Мы тебя чуть не расцеловали, сержант, так печально и немножко обиженно ты ответил:
– Она была негритянка…
Что для тебя Сахара, сержант? Ежечасное ожидание божества. И сладостная память о белокурой девушке, оставшейся за песками, там, за тысячи километров.
А для нас? Для нас пустыня – то, что рождалось в нас самих. То, что мы узнавали о себе. В ту ночь и мы были влюблены в далекую девушку и в капитана…
Порт-Этьен, стоящий на рубеже непокоренных земель, городом не назовешь. Там только и есть что небольшой форт, ангар для наших самолетов и деревянный барак для команды. А вокруг уж такая мертвая пустыня, что слабо вооруженный, малолюдный Порт-Этьен становится неприступной твердыней. Чтобы напасть на него, надо одолеть под палящим солнцем море песка, и даже если неприятель сюда доберется, у него уже не останется ни сил, ни глотка воды.
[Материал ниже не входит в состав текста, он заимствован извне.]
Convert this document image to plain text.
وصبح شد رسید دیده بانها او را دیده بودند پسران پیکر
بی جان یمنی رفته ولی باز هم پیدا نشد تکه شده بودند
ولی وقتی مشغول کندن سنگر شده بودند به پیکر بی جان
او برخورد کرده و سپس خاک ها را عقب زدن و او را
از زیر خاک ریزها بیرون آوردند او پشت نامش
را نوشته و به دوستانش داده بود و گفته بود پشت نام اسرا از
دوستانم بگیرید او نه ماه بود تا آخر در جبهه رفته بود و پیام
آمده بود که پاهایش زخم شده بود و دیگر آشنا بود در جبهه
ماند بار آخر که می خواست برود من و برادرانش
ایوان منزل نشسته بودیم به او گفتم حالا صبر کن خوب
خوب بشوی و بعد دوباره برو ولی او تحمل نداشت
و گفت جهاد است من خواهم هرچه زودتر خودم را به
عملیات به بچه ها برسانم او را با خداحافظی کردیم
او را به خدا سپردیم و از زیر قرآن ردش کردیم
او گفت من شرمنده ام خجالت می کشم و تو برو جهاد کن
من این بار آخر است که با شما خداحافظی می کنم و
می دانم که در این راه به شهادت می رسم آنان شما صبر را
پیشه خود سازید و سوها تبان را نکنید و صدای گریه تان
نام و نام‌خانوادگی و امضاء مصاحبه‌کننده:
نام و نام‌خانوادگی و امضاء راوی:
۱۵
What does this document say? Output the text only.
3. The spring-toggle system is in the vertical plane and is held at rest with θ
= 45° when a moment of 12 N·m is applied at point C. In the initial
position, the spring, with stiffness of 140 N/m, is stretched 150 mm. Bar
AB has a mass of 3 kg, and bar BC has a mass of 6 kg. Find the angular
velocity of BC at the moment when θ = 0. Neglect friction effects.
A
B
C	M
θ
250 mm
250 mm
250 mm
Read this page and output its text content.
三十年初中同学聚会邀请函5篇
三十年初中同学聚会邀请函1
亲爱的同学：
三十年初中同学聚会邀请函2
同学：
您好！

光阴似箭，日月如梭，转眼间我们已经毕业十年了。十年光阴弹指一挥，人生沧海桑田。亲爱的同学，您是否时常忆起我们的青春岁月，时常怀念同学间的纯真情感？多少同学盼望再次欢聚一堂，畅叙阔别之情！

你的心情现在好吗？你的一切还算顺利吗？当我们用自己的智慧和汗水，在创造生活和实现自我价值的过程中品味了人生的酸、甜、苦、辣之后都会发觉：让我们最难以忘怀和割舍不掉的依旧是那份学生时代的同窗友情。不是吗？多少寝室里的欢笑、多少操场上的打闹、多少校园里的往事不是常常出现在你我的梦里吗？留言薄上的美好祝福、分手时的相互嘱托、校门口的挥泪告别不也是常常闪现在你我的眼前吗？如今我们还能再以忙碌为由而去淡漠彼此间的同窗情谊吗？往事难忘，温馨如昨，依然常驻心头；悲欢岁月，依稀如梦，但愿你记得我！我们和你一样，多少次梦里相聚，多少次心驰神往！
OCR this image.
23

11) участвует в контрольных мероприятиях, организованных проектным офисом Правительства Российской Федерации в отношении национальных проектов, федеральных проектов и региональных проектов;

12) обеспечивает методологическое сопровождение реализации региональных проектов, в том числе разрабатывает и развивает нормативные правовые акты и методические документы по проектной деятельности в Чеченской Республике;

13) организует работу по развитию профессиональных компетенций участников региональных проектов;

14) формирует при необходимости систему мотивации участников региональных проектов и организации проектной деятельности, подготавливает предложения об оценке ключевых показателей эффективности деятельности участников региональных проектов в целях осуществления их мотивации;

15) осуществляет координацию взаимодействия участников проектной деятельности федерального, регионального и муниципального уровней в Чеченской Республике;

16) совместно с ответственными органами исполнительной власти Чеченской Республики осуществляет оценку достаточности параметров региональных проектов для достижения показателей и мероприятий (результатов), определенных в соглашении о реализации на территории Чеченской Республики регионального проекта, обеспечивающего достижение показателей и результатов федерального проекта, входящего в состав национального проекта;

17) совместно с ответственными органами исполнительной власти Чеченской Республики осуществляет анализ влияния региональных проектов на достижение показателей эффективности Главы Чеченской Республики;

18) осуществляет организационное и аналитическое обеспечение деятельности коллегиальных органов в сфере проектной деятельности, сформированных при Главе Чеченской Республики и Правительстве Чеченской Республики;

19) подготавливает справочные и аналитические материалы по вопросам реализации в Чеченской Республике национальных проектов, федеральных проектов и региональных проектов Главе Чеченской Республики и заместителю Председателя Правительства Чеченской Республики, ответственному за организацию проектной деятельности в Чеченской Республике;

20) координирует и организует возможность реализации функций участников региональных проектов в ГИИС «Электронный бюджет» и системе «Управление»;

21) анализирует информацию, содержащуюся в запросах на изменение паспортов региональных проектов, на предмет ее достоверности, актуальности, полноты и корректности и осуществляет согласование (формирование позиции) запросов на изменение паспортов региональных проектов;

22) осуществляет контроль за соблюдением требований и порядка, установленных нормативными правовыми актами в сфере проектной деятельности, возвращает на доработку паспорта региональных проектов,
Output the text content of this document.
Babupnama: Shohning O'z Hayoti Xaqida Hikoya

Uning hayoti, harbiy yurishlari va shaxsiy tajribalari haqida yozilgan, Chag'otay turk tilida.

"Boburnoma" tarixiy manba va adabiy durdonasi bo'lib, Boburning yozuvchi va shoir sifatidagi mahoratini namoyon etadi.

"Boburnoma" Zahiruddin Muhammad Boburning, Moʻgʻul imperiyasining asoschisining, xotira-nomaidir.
А между тем, сколько помнят люди, всегда откуда-нибудь с севера Порт-Этьену угрожает наступление воинственных племен. Всякий раз, придя к нам на чашку чая, капитан – комендант форта – показывает на карте, как приближается таинственный неприятель, и это словно сказка о прекрасной принцессе. Но неприятель исчезает, так и не достигнув форта, пески всасывают его, точно реку, и мы зовем эти отряды привидениями. Гранаты и патроны, которые по вечерам раздает нам правительство, мирно спят в ящиках подле наших коек. Заброшенность – самая надежная наша защита, и воевать приходится лишь с одним врагом – с безмолвием пустыни. Люка, начальник аэропорта, день и ночь заводит граммофон, и здесь, вдали от жизни, музыка говорит с нами на полузабытом языке, пробуждая смутную, неутолимую печаль, которая чем-то сродни жажде.
В тот вечер мы обедали в форту, и комендант с гордостью показал нам свой сад. Из Франции, за четыре тысячи километров, ему прислали три ящика самой настоящей земли. На ней уже развернулись три зеленых листика, и мы легонько поглаживаем их пальцем, точно драгоценность. Капитан называет их «мой парк». И едва задует ветер пустыни, иссушающий все своим дыханием, парк уносят в подвал.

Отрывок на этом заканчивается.